The cost of discovering these gaps during a crisis: hours of downtime, emergency calls to vendors, possible data loss, and reputational damage if you can't get back online quickly.
The cost of planning now: a few hours to document what you have, confirm access works, and set up redundancy. Maybe a few dollars to add a team member to a password manager subscription.
The payoff is peace of mind and the ability to respond to a crisis instead of being helpless during one.
FAQ
What if we use an agency or freelancer to manage our website? This is extra critical. Get a commitment in writing that they'll maintain continuity documentation and share access with you to every account they control on your behalf. At minimum, you should have access to the domain registrar and hosting accounts. The code repository should be on your company account, not theirs. Review this annually.
Should we store passwords in a document or a password manager? Use a password manager with team sharing (1Password, Bitwarden, Dashlane Business). It's encrypted, auditable, and allows you to change passwords without having to email them around. Never email passwords. Never store them in a Google Doc or spreadsheet.

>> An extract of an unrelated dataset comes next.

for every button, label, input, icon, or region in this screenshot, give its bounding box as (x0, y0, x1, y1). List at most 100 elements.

What if a key person refuses to share access? This is a red flag. If someone is irreplaceable because they're the only person with access, you have a vulnerability. Make it a requirement of employment or contractor status that critical account access is documented and shared appropriately. You can respect privacy (not needing their personal passwords) while maintaining business continuity (documented access to business accounts).

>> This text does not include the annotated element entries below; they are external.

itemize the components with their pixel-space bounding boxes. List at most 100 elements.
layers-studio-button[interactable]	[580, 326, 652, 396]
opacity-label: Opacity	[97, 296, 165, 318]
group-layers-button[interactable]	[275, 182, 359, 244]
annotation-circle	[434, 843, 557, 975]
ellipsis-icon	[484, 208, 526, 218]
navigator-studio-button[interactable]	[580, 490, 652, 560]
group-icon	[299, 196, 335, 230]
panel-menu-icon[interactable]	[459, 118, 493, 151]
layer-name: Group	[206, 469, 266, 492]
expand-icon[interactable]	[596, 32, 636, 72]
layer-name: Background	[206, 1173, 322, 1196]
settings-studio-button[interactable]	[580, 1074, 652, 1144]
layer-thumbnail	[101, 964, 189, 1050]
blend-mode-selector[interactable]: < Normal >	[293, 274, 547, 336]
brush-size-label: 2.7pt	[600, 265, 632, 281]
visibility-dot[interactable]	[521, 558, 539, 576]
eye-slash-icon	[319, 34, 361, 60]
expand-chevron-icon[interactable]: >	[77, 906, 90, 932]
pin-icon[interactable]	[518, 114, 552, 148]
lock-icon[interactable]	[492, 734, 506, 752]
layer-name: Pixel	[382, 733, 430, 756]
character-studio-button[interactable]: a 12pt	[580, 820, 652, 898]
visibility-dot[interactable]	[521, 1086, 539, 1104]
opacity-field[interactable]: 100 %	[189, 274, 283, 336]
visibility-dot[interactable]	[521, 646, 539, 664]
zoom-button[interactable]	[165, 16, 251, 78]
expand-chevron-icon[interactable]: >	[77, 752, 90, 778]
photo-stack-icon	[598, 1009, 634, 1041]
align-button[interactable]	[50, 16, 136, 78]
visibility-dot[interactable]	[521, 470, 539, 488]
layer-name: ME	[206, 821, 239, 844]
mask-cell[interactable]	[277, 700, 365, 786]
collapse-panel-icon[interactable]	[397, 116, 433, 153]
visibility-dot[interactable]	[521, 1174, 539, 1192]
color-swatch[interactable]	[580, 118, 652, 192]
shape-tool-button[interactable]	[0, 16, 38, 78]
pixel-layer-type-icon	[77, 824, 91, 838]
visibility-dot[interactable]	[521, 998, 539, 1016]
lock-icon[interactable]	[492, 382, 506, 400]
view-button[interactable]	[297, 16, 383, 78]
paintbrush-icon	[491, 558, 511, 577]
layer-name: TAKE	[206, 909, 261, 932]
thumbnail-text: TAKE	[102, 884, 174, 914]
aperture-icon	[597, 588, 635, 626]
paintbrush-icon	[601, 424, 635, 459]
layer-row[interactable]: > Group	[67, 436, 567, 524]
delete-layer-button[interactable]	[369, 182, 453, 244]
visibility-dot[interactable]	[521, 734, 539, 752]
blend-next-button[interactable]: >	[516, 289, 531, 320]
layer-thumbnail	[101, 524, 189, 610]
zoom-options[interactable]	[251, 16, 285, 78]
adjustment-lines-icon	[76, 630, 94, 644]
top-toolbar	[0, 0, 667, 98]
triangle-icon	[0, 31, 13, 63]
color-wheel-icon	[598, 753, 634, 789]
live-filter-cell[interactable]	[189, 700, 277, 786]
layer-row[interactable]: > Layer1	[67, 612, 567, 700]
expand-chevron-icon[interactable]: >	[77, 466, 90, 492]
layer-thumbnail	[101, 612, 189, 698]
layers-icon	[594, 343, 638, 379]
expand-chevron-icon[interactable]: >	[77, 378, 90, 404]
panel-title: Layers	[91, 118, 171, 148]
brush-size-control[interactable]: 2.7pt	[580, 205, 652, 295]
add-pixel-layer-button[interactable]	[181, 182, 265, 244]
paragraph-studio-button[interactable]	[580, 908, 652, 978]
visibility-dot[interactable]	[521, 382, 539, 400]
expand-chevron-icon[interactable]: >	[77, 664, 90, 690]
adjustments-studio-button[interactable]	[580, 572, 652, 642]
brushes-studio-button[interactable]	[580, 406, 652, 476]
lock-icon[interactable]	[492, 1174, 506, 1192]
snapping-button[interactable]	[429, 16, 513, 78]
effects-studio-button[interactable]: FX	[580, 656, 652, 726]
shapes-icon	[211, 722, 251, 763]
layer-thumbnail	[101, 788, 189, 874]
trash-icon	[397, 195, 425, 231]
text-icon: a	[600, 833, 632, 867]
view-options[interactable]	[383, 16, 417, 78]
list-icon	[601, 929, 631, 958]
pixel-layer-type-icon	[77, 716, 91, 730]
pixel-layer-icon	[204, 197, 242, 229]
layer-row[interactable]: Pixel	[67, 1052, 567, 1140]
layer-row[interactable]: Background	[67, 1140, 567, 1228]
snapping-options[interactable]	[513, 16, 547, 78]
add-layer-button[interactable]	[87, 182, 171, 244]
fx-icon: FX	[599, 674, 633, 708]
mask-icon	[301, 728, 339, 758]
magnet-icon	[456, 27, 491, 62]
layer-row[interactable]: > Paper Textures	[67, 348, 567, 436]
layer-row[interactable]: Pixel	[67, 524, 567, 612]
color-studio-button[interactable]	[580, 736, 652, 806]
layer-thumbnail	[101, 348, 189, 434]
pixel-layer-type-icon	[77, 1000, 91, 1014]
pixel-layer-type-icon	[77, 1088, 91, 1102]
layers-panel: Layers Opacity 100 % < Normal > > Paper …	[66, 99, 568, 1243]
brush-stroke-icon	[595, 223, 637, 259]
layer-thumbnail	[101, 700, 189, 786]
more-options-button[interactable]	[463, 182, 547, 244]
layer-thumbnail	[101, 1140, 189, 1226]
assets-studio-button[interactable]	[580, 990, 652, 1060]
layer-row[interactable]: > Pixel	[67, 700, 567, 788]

How often should we update the continuity plan? Review it at least annually, or whenever someone with critical access changes roles, leaves the company, or has significant changes to their availability. Update it whenever you add a new service or tool to your digital infrastructure.
What if we can't reach someone during an emergency? That's exactly why you need a backup contact and recovery procedures. Your plan should assume the primary contact is unavailable and document exactly how the backup contact regains access—through password recovery, account recovery emails, or escalation to the vendor.
Should we test the continuity plan without telling the people involved? No. Testing should be collaborative. Tell the backup contact you're running a test, have them attempt to use the documented procedures, and note what doesn't work. This turns the test into a training exercise as well.
What if our domain registrar or hosting company goes down or shuts down? That's why redundancy matters. Keep credentials for at least one alternative hosting provider or domain registrar documented and current. If your current provider fails, you'll know exactly how to move to the backup without scrambling for new credentials.
How much access should non-technical staff have? Everyone who needs to do their job should have access to the tools and accounts they use. For non-technical staff, this might not include hosting or code repository access. But someone in finance should have access to billing. Someone in operations should have a clear recovery path if they need to troubleshoot during an emergency.
Can we have one master password for everything? No. Avoid single points of failure. Each account should have a distinct, strong password. What you can do is ensure that multiple people have access to all of them through a secure password manager, and that recovery methods are documented for each account.